A0373
Title: Assessment of case influence in the Lasso with a case-weight adjusted solution path
Authors: Zhenbang Jiao - The Ohio State University (United States) [presenting]
Yoonkyung Lee - Ohio State University (United States)
Abstract: Case influence in the Lasso regression is studied using Cook's distance, which measures the overall change in the fitted values when one observation is deleted. Unlike in ordinary least squares regression, the estimated coefficients in the Lasso do not have a closed form due to the nondifferentiability of the l1 penalty, and neither does Cook's distance. To find the case-deleted Lasso solution without refitting the model, a weight parameter ranging from 1 to 0 is introduced to approach it from the full data solution and generate a solution path indexed by this parameter.

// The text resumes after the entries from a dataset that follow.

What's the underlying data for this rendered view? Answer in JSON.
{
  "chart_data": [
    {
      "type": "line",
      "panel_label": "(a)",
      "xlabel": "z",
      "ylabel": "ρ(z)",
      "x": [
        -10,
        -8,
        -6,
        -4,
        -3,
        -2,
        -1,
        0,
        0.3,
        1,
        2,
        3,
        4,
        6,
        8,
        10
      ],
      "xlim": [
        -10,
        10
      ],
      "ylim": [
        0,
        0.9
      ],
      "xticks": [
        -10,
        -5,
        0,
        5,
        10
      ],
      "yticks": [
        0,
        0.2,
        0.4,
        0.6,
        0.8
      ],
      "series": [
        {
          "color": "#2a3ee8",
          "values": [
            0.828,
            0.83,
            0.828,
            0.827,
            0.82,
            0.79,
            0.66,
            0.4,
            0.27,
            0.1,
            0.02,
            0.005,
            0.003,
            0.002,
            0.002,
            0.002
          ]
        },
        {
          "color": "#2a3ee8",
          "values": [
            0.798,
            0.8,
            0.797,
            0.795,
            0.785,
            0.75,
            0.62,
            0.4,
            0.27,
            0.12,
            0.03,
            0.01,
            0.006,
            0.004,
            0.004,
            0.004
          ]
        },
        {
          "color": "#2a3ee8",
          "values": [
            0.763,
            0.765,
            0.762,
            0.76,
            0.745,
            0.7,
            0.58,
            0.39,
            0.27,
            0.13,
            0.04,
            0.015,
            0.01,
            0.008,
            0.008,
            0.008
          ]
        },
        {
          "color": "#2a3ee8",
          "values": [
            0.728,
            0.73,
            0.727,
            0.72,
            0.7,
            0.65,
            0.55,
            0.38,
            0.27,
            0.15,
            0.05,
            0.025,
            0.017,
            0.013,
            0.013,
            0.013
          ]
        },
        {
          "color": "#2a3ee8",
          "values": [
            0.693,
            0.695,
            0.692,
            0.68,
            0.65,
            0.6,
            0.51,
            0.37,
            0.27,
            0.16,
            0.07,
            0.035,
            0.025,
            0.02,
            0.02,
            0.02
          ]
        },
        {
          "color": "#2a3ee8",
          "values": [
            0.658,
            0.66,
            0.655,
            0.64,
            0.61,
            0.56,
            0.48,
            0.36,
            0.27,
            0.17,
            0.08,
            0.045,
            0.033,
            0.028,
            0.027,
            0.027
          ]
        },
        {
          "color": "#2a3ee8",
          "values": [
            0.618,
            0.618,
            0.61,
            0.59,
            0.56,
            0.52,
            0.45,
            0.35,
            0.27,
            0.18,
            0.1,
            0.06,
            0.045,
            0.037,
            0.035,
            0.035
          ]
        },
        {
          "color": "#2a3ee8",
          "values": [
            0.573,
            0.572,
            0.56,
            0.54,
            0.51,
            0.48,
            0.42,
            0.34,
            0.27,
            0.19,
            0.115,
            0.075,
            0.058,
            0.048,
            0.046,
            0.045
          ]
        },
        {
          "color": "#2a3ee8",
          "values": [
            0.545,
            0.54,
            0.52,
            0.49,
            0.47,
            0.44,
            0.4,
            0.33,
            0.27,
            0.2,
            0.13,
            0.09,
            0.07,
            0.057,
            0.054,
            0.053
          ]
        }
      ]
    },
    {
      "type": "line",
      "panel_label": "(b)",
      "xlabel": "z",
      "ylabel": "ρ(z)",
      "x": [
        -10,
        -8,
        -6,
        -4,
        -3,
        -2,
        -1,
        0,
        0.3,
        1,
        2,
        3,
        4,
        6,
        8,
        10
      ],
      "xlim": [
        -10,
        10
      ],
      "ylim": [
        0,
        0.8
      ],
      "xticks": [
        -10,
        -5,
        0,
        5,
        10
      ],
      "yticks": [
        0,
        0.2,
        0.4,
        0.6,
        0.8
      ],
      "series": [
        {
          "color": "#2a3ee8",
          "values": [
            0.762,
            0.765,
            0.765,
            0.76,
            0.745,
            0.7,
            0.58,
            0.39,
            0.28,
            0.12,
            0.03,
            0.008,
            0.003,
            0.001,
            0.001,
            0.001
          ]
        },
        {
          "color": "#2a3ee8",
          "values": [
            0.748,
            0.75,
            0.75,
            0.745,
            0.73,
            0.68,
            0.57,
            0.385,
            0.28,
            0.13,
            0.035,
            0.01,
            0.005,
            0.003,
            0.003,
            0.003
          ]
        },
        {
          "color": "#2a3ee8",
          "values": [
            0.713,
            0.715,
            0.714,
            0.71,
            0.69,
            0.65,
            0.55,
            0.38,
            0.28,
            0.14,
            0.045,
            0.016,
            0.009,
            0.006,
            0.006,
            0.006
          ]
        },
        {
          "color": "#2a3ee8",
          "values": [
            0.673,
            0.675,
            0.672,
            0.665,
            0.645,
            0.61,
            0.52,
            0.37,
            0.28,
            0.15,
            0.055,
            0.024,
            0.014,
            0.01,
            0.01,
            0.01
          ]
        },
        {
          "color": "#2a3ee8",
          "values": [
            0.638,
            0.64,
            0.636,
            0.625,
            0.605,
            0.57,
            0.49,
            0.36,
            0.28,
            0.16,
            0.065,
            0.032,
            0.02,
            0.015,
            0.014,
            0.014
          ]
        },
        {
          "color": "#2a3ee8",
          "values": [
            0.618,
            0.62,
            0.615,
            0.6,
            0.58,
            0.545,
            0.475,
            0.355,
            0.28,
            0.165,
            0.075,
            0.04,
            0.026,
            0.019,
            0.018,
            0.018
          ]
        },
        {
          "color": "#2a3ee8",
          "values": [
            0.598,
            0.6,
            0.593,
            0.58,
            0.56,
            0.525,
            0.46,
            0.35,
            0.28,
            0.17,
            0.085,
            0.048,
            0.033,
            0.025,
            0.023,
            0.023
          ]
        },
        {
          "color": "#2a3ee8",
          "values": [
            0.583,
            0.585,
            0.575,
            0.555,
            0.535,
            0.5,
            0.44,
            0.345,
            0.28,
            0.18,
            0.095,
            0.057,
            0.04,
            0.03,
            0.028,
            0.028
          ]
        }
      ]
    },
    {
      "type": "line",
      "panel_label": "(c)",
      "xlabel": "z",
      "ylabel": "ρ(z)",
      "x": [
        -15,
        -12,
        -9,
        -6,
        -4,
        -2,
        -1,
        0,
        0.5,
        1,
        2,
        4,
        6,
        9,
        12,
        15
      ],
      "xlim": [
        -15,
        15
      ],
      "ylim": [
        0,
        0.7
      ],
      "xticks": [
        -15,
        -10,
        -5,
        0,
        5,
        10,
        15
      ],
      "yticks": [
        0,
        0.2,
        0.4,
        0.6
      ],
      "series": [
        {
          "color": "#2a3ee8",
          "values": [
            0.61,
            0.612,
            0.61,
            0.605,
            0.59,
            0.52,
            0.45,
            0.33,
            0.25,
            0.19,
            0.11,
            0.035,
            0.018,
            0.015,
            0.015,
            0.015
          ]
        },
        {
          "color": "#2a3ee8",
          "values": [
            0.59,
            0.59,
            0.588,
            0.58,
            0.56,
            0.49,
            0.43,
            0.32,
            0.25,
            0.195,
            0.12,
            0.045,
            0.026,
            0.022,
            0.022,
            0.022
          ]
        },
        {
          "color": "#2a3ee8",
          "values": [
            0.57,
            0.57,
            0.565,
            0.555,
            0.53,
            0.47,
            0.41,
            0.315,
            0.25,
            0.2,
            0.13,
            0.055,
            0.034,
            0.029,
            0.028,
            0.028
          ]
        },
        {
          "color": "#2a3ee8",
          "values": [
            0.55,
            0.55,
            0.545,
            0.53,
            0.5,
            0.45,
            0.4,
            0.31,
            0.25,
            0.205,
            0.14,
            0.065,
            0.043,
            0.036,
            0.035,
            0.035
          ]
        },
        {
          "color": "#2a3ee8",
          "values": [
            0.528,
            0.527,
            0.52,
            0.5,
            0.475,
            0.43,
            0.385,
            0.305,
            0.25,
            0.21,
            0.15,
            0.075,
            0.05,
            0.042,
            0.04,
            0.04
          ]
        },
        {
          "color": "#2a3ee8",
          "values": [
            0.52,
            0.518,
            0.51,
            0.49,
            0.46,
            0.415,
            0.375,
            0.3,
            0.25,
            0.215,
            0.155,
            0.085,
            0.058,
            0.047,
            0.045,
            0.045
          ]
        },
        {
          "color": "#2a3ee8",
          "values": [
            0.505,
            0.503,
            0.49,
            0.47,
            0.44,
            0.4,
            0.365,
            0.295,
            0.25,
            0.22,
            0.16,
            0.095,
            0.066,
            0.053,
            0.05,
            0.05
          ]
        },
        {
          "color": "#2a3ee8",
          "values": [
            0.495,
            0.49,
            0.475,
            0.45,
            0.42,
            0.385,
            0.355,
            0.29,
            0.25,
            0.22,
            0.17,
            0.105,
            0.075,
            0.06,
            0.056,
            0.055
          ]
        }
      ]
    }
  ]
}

It is shown that the solution path is piecewise linear with respect to a simple function of the weight parameter under a fixed penalty. The resulting case influence is a function of the penalty and weight parameters, and it becomes Cook's distance when the weight is 0. As the penalty parameter changes, selected variables change, and the magnitude of Cook's distance for the same data point may vary with the subset of variables selected. In addition, a case influence graph is introduced to visualize how the contribution of each data point changes with the penalty parameter. From the graph, influential points can be identified at different levels of penalization and make modeling decisions accordingly. Moreover, it is found that case influence graphs exhibit different patterns between underfitting and overfitting phases, which can provide additional information for model selection.